Das Dorf, das ist die kleine Gemeinde Netiv Haasara im Süden Israels, 400 Meter Luftlinie entfernt von der palästinensischen Stadt Beit Lahia im Gazastreifen. Dazwischen verläuft eine Sperranlage aus Zäunen, Wachposten, Sensoren und Pufferzonen. Militante Palästinenser haben diese Sperranlage gestern überwunden und 15 Menschen erschossen, allein in Netiv Haasara.
Später atmen wir auf: Roni Keidar, 80 Jahre alt, ist am Leben und in Sicherheit.
Am Epizentrum des Nahost-Konflikts kämpft Roni Keidar um Frieden
Von Netiv Haasara ist aus der Ferne der Muezzin zu hören, der die Gläubigen von Gaza zum Gebet ruft.
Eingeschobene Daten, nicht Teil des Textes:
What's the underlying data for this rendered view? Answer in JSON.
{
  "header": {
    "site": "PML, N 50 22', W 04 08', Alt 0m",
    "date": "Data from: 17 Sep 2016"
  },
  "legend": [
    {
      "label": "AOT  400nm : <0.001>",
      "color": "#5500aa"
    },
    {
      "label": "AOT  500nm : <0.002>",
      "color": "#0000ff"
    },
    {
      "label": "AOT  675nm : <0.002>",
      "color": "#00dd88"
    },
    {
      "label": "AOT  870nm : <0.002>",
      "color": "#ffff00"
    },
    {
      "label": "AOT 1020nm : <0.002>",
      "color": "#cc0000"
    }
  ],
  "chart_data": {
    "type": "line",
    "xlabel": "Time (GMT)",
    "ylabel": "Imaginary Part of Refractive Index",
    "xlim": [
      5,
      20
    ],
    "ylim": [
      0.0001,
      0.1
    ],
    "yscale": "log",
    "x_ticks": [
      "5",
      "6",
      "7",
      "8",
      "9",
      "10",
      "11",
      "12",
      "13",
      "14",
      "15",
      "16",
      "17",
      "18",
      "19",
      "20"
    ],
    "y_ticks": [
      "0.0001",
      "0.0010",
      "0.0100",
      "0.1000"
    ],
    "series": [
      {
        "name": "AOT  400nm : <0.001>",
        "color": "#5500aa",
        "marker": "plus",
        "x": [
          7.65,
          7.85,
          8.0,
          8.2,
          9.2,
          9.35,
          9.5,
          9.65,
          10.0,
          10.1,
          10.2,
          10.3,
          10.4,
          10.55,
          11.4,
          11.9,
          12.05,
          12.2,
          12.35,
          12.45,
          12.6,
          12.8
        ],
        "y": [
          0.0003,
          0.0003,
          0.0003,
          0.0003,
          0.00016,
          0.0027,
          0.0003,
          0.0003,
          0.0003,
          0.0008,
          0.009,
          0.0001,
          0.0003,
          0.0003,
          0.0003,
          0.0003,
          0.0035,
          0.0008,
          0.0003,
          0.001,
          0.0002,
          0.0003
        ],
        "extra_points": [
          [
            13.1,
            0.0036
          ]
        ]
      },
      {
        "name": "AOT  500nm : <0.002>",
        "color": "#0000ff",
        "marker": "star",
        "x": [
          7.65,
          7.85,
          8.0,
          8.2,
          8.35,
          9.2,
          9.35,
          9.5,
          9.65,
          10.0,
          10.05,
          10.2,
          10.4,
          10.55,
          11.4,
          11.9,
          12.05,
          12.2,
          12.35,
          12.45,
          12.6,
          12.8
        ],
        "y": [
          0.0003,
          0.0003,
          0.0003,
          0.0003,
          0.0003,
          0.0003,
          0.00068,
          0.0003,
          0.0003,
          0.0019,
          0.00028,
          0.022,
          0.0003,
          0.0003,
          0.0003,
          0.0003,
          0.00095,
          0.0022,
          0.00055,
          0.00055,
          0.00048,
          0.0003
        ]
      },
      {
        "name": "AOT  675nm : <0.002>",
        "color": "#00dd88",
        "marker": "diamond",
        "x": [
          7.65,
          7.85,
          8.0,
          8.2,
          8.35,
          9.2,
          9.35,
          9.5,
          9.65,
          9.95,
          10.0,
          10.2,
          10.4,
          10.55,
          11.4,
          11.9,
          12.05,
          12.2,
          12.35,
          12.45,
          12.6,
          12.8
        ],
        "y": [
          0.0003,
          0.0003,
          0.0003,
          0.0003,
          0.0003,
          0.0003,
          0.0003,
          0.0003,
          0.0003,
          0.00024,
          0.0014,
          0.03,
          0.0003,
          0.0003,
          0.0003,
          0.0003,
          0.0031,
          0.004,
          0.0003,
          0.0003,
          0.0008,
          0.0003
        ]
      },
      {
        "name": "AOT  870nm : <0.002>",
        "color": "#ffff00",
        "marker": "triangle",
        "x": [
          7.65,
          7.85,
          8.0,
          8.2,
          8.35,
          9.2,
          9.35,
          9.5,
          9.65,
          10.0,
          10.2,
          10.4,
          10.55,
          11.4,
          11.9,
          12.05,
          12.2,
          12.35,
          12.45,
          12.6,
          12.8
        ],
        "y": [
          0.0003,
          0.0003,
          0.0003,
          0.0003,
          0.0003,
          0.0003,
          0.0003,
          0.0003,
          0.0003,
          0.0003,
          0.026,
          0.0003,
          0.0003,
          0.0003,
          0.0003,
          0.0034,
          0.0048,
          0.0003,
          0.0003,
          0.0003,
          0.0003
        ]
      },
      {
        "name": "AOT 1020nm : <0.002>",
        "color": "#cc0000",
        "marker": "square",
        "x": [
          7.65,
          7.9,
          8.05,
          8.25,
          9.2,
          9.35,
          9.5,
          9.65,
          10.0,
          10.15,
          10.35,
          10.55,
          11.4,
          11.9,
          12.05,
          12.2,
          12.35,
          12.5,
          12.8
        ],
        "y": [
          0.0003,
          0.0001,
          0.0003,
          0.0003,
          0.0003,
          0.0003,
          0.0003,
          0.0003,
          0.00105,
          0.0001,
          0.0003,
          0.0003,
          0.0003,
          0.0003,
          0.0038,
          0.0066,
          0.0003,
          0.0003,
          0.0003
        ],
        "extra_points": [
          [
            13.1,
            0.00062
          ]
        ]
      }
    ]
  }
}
Roni kennt die Melodie gut. Seit mehr als 40 Jahren lebt sie mit ihrer Familie in Netiv Haasara. Die drei Kinder, ihre Enkel, alle sind sie hier. Und alle glauben: Oma ist verrückt. Oder naiv. Weil sie tut, was sie tut. Eine Zivilistin, die seit Jahrzehnten unermüdlich für Frieden kämpft. Hier, am Epizentrum des Nahost-Konflikts.
Ich erreiche Roni via Whatsapp-Anruf. "Kannst du mich hören?", fragt sie ständig. Immer wieder bricht die Verbindung ab. Nach wenigen Minuten beendet sie das Gespräch, sie müsse in den Schutzraum. Sie schießen wieder. Seit bald zwei Jahrzehnten schießt die Hamas regelmäßig Raketen auf Ronis Zuhause.
Ich kenne Roni seit vielen Jahren. Früher leitete ich politische Bildungsreisen in Israel und Palästina. Oft empfing sie unsere Gruppen in ihrem hellen, gemütlichen Haus mit den vielen Kunstwerken, die ihr Mann Ovadia gemalt hatte. Sie servierte Kaffee und erzählte aus ihrem Leben.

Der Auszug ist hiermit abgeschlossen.